Though I never met her, I wanted to honor the legendary Roxanna Floyd because I felt like I knew her through her work. She was so committed to excellence and so expert in her craft, she gave you her as her subjects gave you face.
As I read more about her after the news broke, I learned that she passed in her sleep at home in Clinton Hill, Brooklyn. I’ve probably run into her at Fort Greene Park, or Carol’s Daughter and never even knew it. For her to transition at 49 has to seem unreal to those closest to her–and the beauty world at large.
Fortunately, Harriette Cole, another woman whose work I respect deeply, eulogized her in a note recently posted on Facebook. Her words confirm that Roxanna was the protypical Sister Swan: working hard–and making it look easy with grace, integrity and passion. Re-posting with sorrow at Ms. Floyd’s transition and condolences to her family and friends.

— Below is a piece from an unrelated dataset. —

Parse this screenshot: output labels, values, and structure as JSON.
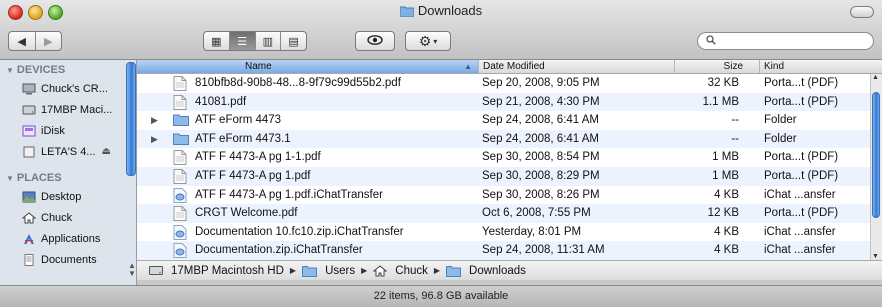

* A Note From Harriette Cole*
We just lost a great one, Roxanna Floyd, a very special makeup artist whose precision and love sculpted many a brown-skinned face in the world of entertainment. Our company was fortunate enough to have worked with her for the past year and a half as she served as Creative Beauty Director for Fashion Fair Cosmetics. Just a few weeks ago, Ebony magazine had the privilege of enjoying her expert hand when we photographed our March 2010 cover subject, Gabourey Sidibe, the star of Lee Daniels’ movie Precious.
It is with mixed emotion that we celebrate Roxanna’s work so intimately at this moment. A sea of people who knew and loved her have been filling the Internet with memories of working with her, connecting with her, loving her.
Roxanna’s very first national magazine cover was for Ebony magazine that she worked on with Ebony fashion and beauty editor Alfred Fornay. I had the unique privilege of working with Roxanna more than 20 years ago when I worked for Essence. I met her through photographer Dwight Carter who booked her for a shoot I produced for the contemporary living department of the magazine. She quickly moved from working with me to making up more than 30 Black celebrities for some 60 Essence covers over the years.
Roxanna Floyd worked with some of our greatest celebrities and models: Angela Bassett, Whitney Houston, Cynthia Bailey (most recently for the Fashion Fair Cosmetics campaign), Queen Latifah, Iyanla Van Zant, Halle Berry, Phina, Foxy Brown, L.L.Cool J. Sinbad, and Danny Glover, plus many, many more.
She was a genius with a set of makeup brushes. And she appreciated brown skin so much that she learned how to blend colors perfectly to ensure that a woman of any and every skin tone would be flawless before the camera. Roxanna was a perfectionist. Anyone who knew her will tell you that she was the queen of the eyebrow. She spent as much time as it took to sculpt a brow, so much so that you felt like even if you didn’t have anything but foundation and a brow, you were ready for anything!
As I worked with her over many years and countless projects, including multiple books, and several recent Ebony magazine covers, she would always be on set with a magnifying glass, eyeing her subject from a distance to ensure that every detail would translate appropriately for the image being captured. And trust, when something wasn’t perfectly right, she would quietly but clearly pause the shoot to make a much-needed tweak before it could resume.
Roxanna took her craft seriously. More, she quietly and fiercely took her clients and her friends seriously. She was a true confidante. Celebrities loved her so, because she would beat a face but not tell! You know how makeup artists and hairdressers often get all the dirt on a person’s life? Well, if Roxie got it, she kept it to herself. A devout Christian, Roxanna Floyd honored the people in her midst. She felt it was her duty to uplift the people with whom she worked, to seek out their best qualities and nurture them. She did not talk about people. Rare for a person in her field.
Roxanna loved fully and consistently. I feel so fortunate that I knew her for most of my professional life. She was an ace in the hole for any creative project. But more, she was my friend. It was she who did my makeup at my wedding 16 years ago, trekking an hour and a half outside of Manhattan to ensure that I would be perfect on my big day. And it was she who has checked in with me again and again over the years to make sure I was fine—even when she was suffering her own private hardships. She was a class act.
She was a generous soul. The many people who knew and loved her are singing her stories right now through pained tears. We all have memories that make our hearts ache today but that likely will soothe us tomorrow.
Roxanna Floyd is survived by her husband, Rick E. Ramos, her mother, Alberta “Bertha” Floyd, and a world full of beloved friends.
Harriette Cole is the editor in chief of Ebony magazine. Roxanna Floyd was the makeup artist for her books Jumping the Broom, How to Be, and Choosing Truth.